Meet California Winner Bison Brewing
Posted on Thursday, June 2nd, 2011 in Beer by Heather Hammel
Daniel de Grande became the owner and brewer at Bison Brewing, a fully organic brewery, in 1997. The brewery hosts events in the local community, practices on-site wastewater treatment and has conducted a carbon footprint analysis of its operations. Daniel also teaches at the American Brewer’s Guild on brewing engineering twice a year in Vermont.
I caught up with Daniel del Grande from Bison Brewing on his drive down to LA for the Natural Products Expo, a trade show where Daniel connects with other producers and finds ingredients for his many of lines of flavored brews. He comments on the flower blossoms along the freeway, and then we got down to talking about his new website.
Bison Brewing’s biggest new project is a cooperative website called the coHOPerative, which was launched at the Craft Brewers Conference in March. It functions as a buyers’ cooperative for a variety of hops and as a way to organize the 40 or so organic-buying brewers across the country. “There has been a bit of grumbling from brewers about the price of hop crops and the quality they are getting for it,” Daniel said. “And then [there is] grumbling on the growers’ end that they are never informed about what brewers want and that no one is willing to make a long-term commitment for their crops.” The goal of the site is to “create a really robust hop market so that we can say to growers ‘we need this amount of this variety of hops’ and one grower can say ‘we can provide this much’, and another grower can say ‘we can provide this much’,” he said.

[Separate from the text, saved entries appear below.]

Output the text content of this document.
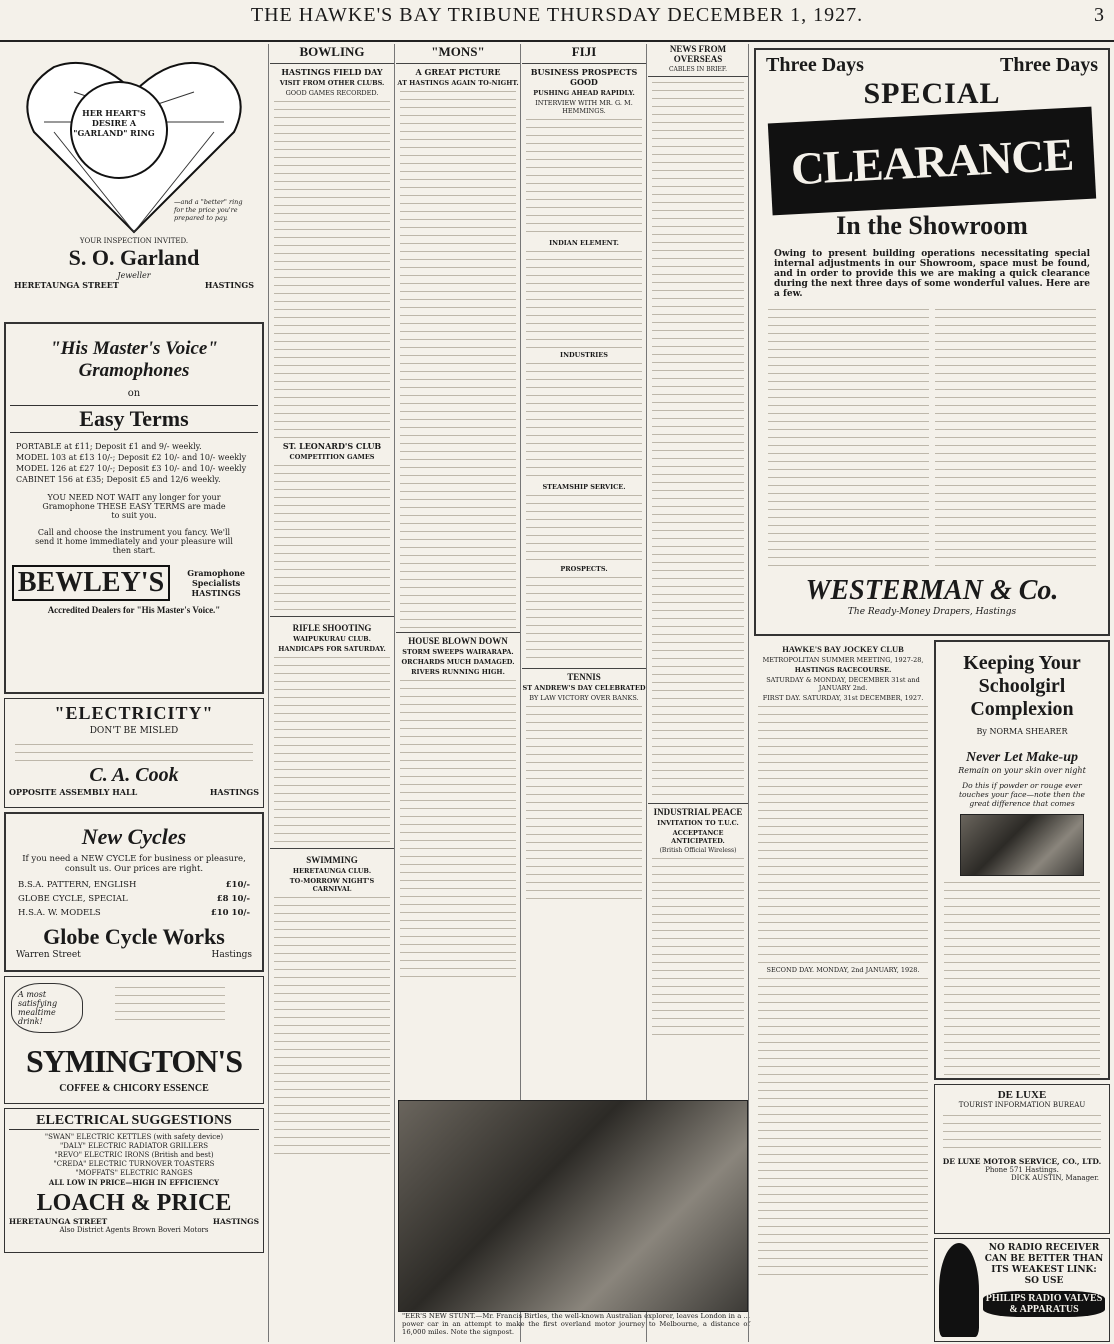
THE HAWKE'S BAY TRIBUNE THURSDAY DECEMBER 1, 1927.	3
HER HEART'S DESIRE A "GARLAND" RING
—and a "better" ring for the price you're prepared to pay.
YOUR INSPECTION INVITED.
S. O. Garland
Jeweller
HERETAUNGA STREET	HASTINGS
"His Master's Voice" Gramophones
on
Easy Terms
PORTABLE at £11; Deposit £1 and 9/- weekly.
MODEL 103 at £13 10/-; Deposit £2 10/- and 10/- weekly
MODEL 126 at £27 10/-; Deposit £3 10/- and 10/- weekly
CABINET 156 at £35; Deposit £5 and 12/6 weekly.
YOU NEED NOT WAIT any longer for your Gramophone THESE EASY TERMS are made to suit you.
Call and choose the instrument you fancy. We'll send it home immediately and your pleasure will then start.
BEWLEY'S	Gramophone Specialists HASTINGS
Accredited Dealers for "His Master's Voice."
"ELECTRICITY"
DON'T BE MISLED
C. A. Cook
OPPOSITE ASSEMBLY HALL	HASTINGS
New Cycles
If you need a NEW CYCLE for business or pleasure, consult us. Our prices are right.
B.S.A. PATTERN, ENGLISH	£10/-
GLOBE CYCLE, SPECIAL	£8 10/-
H.S.A. W. MODELS	£10 10/-
Globe Cycle Works
Warren Street	Hastings
A most satisfying mealtime drink!
SYMINGTON'S
COFFEE & CHICORY ESSENCE
ELECTRICAL SUGGESTIONS
"SWAN" ELECTRIC KETTLES (with safety device)
"DALY" ELECTRIC RADIATOR GRILLERS
"REVO" ELECTRIC IRONS (British and best)
"CREDA" ELECTRIC TURNOVER TOASTERS
"MOFFATS" ELECTRIC RANGES
ALL LOW IN PRICE—HIGH IN EFFICIENCY
LOACH & PRICE
HERETAUNGA STREET	HASTINGS
Also District Agents Brown Boveri Motors
BOWLING
HASTINGS FIELD DAY
VISIT FROM OTHER CLUBS.
GOOD GAMES RECORDED.
ST. LEONARD'S CLUB
COMPETITION GAMES
RIFLE SHOOTING
WAIPUKURAU CLUB.
HANDICAPS FOR SATURDAY.
SWIMMING
HERETAUNGA CLUB.
TO-MORROW NIGHT'S CARNIVAL
"MONS"
A GREAT PICTURE
AT HASTINGS AGAIN TO-NIGHT.
HOUSE BLOWN DOWN
STORM SWEEPS WAIRARAPA.
ORCHARDS MUCH DAMAGED.
RIVERS RUNNING HIGH.
FIJI
BUSINESS PROSPECTS GOOD
PUSHING AHEAD RAPIDLY.
INTERVIEW WITH MR. G. M. HEMMINGS.
INDIAN ELEMENT.
INDUSTRIES
STEAMSHIP SERVICE.
PROSPECTS.
TENNIS
ST ANDREW'S DAY CELEBRATED
BY LAW VICTORY OVER BANKS.
"EER'S NEW STUNT.—Mr. Francis Birtles, the well-known Australian explorer, leaves London in a ... power car in an attempt to make the first overland motor journey to Melbourne, a distance of 16,000 miles. Note the signpost.
NEWS FROM OVERSEAS
CABLES IN BRIEF.
INDUSTRIAL PEACE
INVITATION TO T.U.C.
ACCEPTANCE ANTICIPATED.
(British Official Wireless)
Three Days	Three Days
SPECIAL
CLEARANCE
In the Showroom
Owing to present building operations necessitating special internal adjustments in our Showroom, space must be found, and in order to provide this we are making a quick clearance during the next three days of some wonderful values. Here are a few.
WESTERMAN & Co.
The Ready-Money Drapers, Hastings
HAWKE'S BAY JOCKEY CLUB
METROPOLITAN SUMMER MEETING, 1927-28,
HASTINGS RACECOURSE.
SATURDAY & MONDAY, DECEMBER 31st and JANUARY 2nd.
FIRST DAY. SATURDAY, 31st DECEMBER, 1927.
SECOND DAY. MONDAY, 2nd JANUARY, 1928.
Keeping Your Schoolgirl Complexion
By NORMA SHEARER
Never Let Make-up
Remain on your skin over night
Do this if powder or rouge ever touches your face—note then the great difference that comes
DE LUXE
TOURIST INFORMATION BUREAU
DE LUXE MOTOR SERVICE, CO., LTD.
Phone 571 Hastings.
DICK AUSTIN, Manager.
NO RADIO RECEIVER CAN BE BETTER THAN ITS WEAKEST LINK: SO USE
PHILIPS RADIO VALVES & APPARATUS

Daniel himself sources not only hops from local farmers, but also fruits and basil, which he uses in his special brews. He is currently working on creating a second-use for blemished fruits from Frog Hollows Farms, which, while still tasty, cannot be put into CSA boxes. His fruit brews will be release in May or June, just in time for a refreshing summer. His other summer brew, the Honey Basil Ale, used organic basil from Watsonville, CA. The honey, however, he has to import due to strict regulations on honey production that make it impossible to produce organic honey with the existing land grid, as bees can travel and pollinate at a vast expanse of land.
For his part, Daniel is looking to educate others on organic beer. He organizes brewmasters dinners twice a week in his local area in order to educate distributors, restaurateurs and customers, who have been resistant to buying and selling organic beer in ways they have not been resistant to other organic products. “We’ve seen a lot of pushback from retailers, even from Whole Foods, for carrying organic products,” he said. “When it comes to beer, they have the same old beer on the rack. They are not giving the beer recipe the same attention as they do for other products and are not putting their money where their mouth is.” Daniel hopes to change this attitude by taking his brewmasters dinners on the road in the near future as an outreach effort both for his own product and for the industry as a whole. But he isn’t always on the move; he is also happy to just enjoy a good product. Sitting a Berkeley bar last night, he ordered his own India Pale Ale, a lighter bodied brew that highlights the flavor of organic hops, and was content sitting back and saying “man this is good, good job Dan.”